Friday's decision was unanimous. The lead opinion put it this way: "Poletown's 'economic benefit' rationale would validate practically any exercise of the power of eminent domain on behalf of a private entity. After all, if one's ownership of private property is forever subject to the government's determination that another private party would put one's land to better use, then the ownership of real property is perpetually threatened by the expansion plans of any large discount retailer, 'megastore,' or the like."

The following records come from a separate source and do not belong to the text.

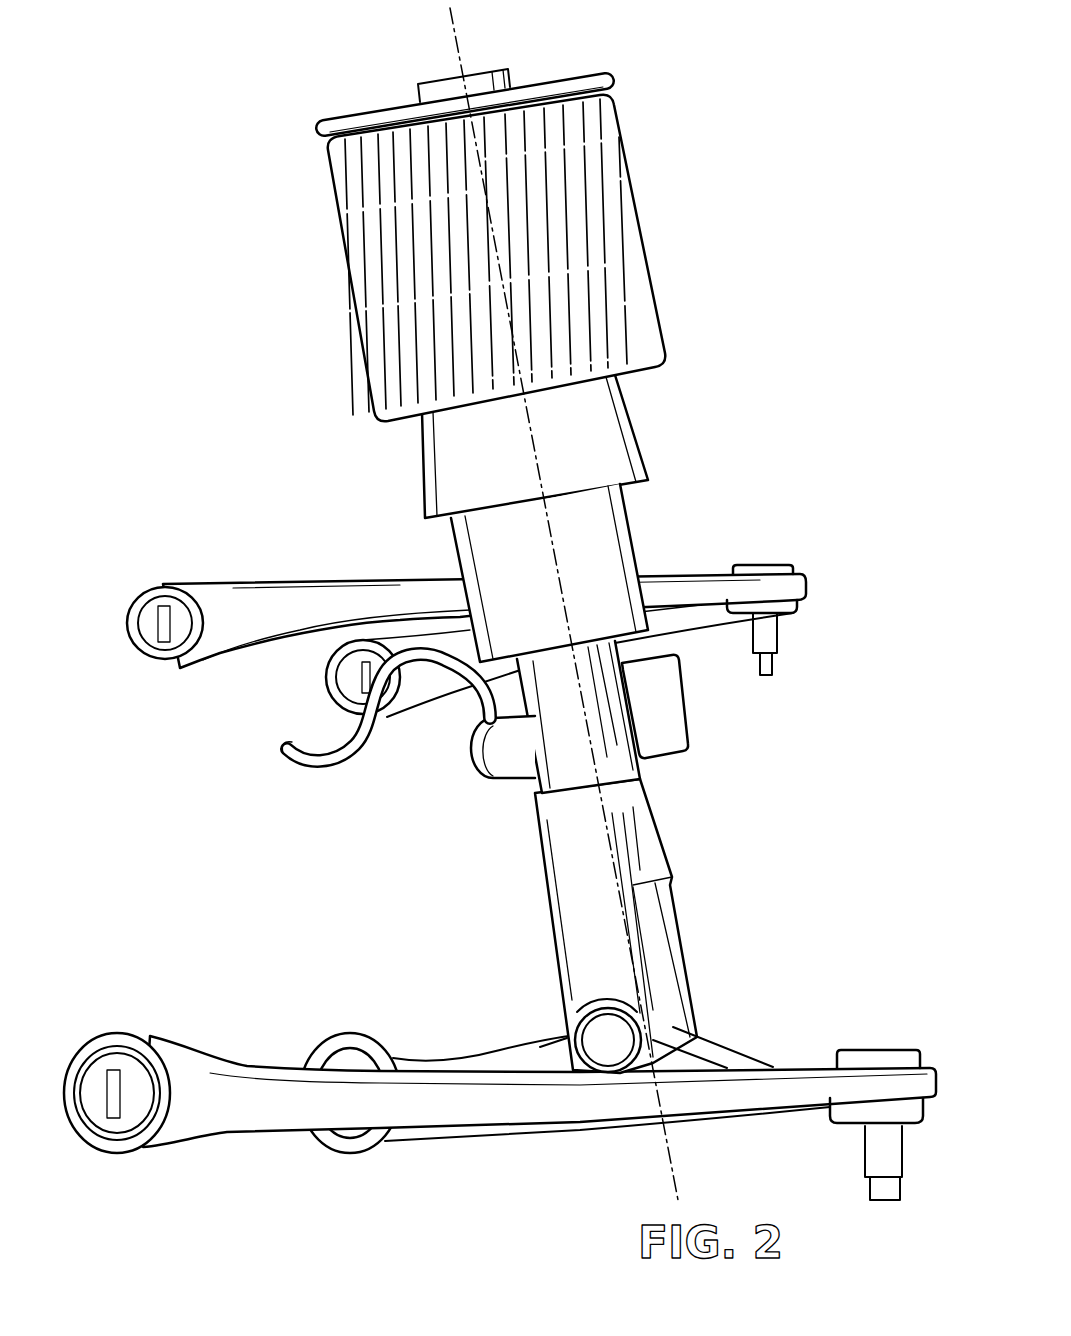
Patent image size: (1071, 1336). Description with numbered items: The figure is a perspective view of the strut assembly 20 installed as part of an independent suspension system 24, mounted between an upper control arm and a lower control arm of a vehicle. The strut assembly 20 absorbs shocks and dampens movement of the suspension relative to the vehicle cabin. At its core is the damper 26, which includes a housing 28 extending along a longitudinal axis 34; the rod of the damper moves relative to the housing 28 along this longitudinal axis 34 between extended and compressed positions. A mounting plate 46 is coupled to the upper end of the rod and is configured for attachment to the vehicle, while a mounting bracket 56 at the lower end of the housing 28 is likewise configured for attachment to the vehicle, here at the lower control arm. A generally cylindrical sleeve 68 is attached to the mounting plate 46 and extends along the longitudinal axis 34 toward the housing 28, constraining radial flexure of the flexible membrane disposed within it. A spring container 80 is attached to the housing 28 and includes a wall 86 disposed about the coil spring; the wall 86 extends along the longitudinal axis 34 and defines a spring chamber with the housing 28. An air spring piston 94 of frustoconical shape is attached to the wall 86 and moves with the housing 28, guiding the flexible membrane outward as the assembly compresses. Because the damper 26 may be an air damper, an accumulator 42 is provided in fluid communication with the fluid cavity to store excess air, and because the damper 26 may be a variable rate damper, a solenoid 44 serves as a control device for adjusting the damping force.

The strut assembly 20 is at (536, 258).
The independent suspension system 24 is at (700, 50).
The damper 26 is at (534, 789).
The housing 28 is at (607, 699).
The longitudinal axis 34 is at (458, 46).
The accumulator 42 is at (675, 735).
The solenoid 44 is at (478, 755).
The mounting plate 46 is at (601, 66).
The mounting bracket 56 is at (573, 917).
The sleeve 68 is at (652, 282).
The spring container 80 is at (638, 543).
The wall 86 is at (519, 556).
The air spring piston 94 is at (618, 443).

Exactly. Remember, we're not talking about a public highway or bridge. To the contrary, today we have governments taking land from Peter because they'd rather Paul have it. In the Michigan case, Wayne County was fighting to condemn the property of a handful of owners after they refused to sell land the county wanted to use for a business and technology park.

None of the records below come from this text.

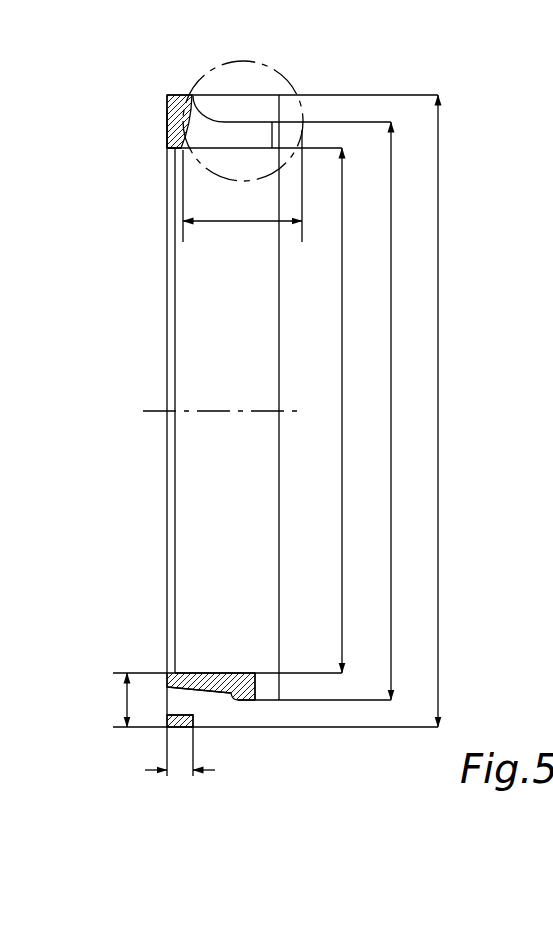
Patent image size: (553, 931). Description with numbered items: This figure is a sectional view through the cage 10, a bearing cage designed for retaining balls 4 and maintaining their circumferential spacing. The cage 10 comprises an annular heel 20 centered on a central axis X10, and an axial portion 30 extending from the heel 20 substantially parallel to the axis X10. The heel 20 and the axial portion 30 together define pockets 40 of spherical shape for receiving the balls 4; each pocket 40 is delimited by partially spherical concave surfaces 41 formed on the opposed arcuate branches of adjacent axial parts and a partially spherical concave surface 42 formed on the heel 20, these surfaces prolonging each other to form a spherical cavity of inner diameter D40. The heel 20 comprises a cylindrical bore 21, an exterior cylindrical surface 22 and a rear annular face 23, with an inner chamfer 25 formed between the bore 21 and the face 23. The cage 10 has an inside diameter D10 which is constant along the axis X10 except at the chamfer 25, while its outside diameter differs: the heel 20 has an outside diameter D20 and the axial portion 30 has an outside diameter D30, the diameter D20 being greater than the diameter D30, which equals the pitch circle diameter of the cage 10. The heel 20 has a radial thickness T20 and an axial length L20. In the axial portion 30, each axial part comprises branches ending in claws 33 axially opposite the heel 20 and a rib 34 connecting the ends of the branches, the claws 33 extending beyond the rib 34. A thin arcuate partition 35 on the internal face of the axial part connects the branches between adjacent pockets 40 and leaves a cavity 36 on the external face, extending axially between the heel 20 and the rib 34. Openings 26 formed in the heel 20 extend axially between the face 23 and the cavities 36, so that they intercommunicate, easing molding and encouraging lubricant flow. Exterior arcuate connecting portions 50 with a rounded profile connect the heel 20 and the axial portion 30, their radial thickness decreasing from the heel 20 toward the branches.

The cage 10 is at (142, 43).
The ball 4 is at (283, 108).
The exterior cylindrical surface 22 is at (177, 93).
The exterior arcuate connecting portion 50 is at (167, 113).
The rear annular face 23 is at (167, 128).
The inner chamfer 25 is at (167, 151).
The cylindrical bore 21 is at (177, 152).
The partially spherical concave surface 42 is at (194, 128).
The partially spherical concave surface 41 is at (236, 126).
The pocket 40 is at (261, 121).
The arcuate partition 35 is at (200, 682).
The rib 34 is at (248, 682).
The claw 33 is at (267, 688).
The opening 26 is at (166, 697).
The cavity 36 is at (204, 696).
The annular heel 20 is at (155, 738).
The axial portion 30 is at (303, 745).
The central axis X10 is at (201, 413).
The inside diameter D10 is at (362, 410).
The outside diameter of heel D20 is at (459, 411).
The outside diameter of axial portion D30 is at (410, 411).
The inner diameter of pocket D40 is at (242, 191).
The radial thickness of heel T20 is at (111, 700).
The axial length of heel L20 is at (180, 763).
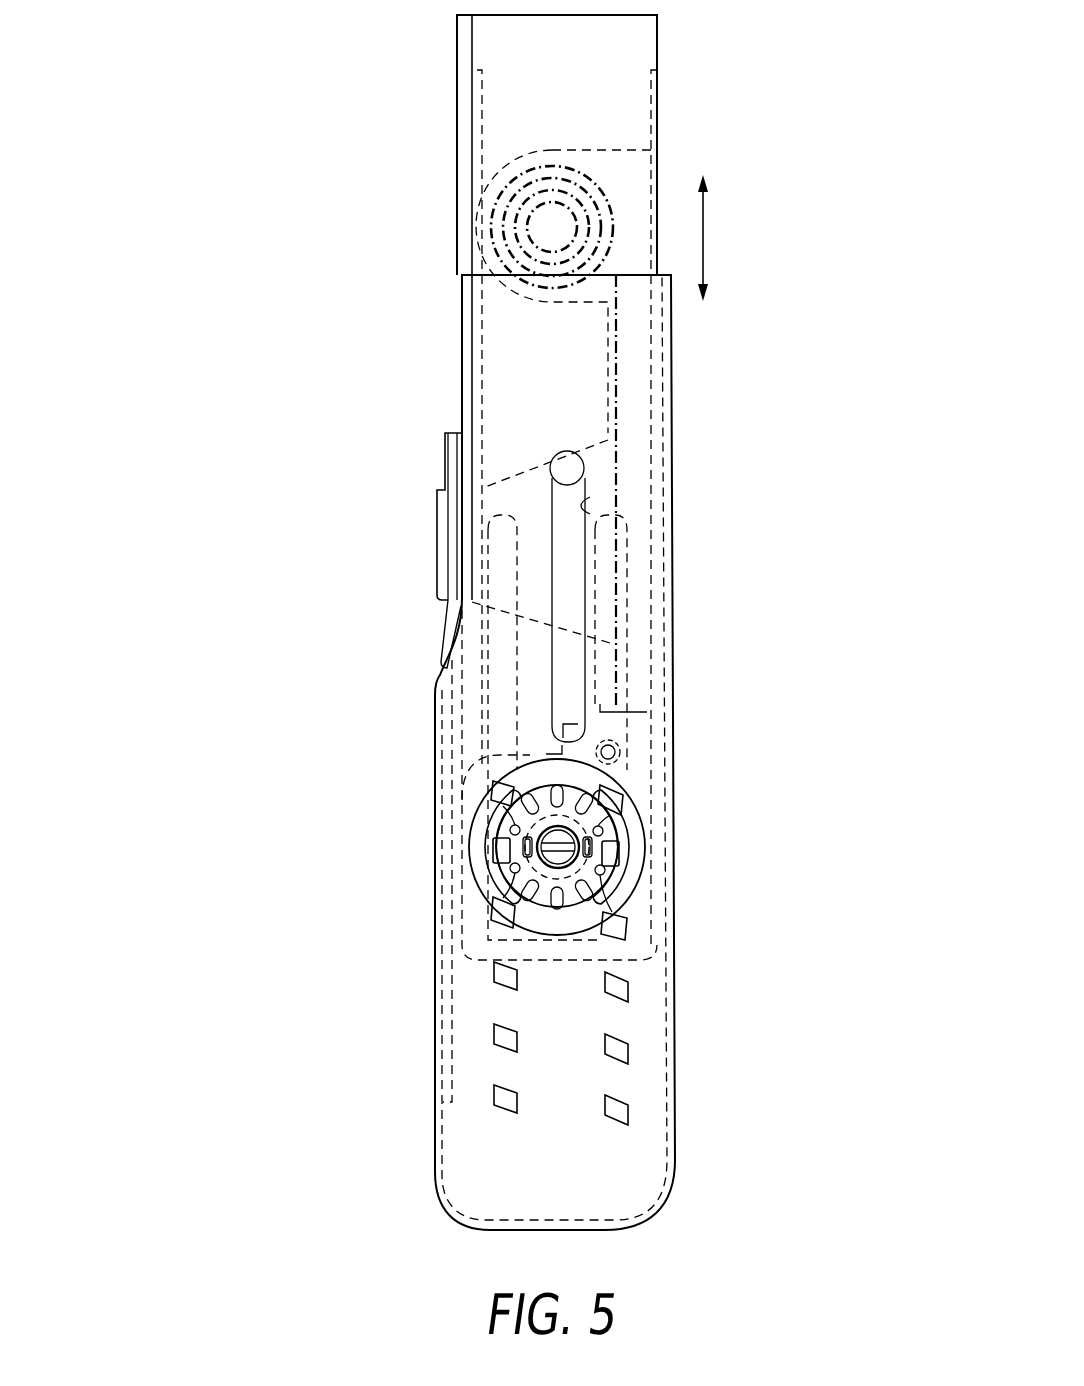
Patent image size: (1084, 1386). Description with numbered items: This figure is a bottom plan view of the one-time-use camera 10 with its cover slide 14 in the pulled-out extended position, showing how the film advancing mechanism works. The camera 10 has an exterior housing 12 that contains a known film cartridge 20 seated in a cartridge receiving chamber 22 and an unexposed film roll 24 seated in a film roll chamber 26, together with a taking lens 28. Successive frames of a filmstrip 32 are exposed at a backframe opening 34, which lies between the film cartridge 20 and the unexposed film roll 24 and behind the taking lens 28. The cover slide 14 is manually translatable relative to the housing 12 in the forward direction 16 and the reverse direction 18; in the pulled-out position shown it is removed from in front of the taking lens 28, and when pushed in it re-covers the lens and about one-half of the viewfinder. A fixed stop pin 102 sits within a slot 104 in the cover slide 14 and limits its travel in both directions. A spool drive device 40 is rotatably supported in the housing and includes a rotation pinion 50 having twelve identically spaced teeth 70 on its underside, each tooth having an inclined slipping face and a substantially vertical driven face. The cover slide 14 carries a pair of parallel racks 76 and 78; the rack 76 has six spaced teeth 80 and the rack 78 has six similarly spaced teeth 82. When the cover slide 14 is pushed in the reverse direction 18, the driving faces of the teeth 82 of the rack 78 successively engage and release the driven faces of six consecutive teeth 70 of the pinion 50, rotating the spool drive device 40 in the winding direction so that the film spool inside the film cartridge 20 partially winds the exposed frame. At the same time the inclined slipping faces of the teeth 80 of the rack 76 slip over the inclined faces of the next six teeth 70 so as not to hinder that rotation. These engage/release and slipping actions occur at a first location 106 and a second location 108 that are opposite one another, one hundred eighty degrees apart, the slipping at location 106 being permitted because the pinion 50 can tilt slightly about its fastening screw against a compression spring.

In one sense you can hardly blame the planners. Once the Poletown case shifted the test from "public use" to "public benefit," it put any limits on eminent domain on a slippery slope. State and local governments all across America have been happily sliding down it ever since -- and citing Poletown as their justification. The Institute for Justice reckons that between 1998 and 2002 some 10,000 private properties were either taken by or threatened with eminent domain on behalf of other private parties.

In Mississippi, the state legislature tried to use eminent domain to take private land belonging to an African-American family and hand it over to a Nissan plant. In Ohio, the town of Norwood has declared some private homes "blighted" so they can get a new mall. In Arizona, one town invoked eminent domain when it tried to replace a brake shop with a hardware store. In the New Jersey shore town of Long Branch, the city is trying to take oceanfront homes from the present homeowners and build expensive new condos for yuppies.

On it goes, to the point where the "economic development" argument has essentially vitiated what the Founders intended by putting property rights in the Constitution in the first place: to prevent the rich and powerful from manipulating the law to take property from those less well connected. The good news is that this latest Michigan ruling should force a major rethink. We have in mind Connecticut, whose high court now finds itself in something of a pickle as a result of the Michigan ruling.Earlier this year, the Connecticut Supreme Court, in a controversial 4-3 ruling, upheld a bid by the city of New London to seize some perfectly fine waterfront homes and replace them with an office building -- and of course invoked Poletown to do it. The Poletown decision, the majority opinion declared, illustrates "amply how the use of eminent domain for a development project that benefits a private entity nevertheless can rise to the level of a constitutionally valid public benefit."

Actually, what it really illustrates is that a little fudge in language and definition can lead to gross violations of fundamental Constitutional protections. Right now the U.S. Supreme Court is deciding whether to hear the New London appeal. What better opportunity to remind greedy governments what an earlier U.S. court once called eminent domain: "the despotic power."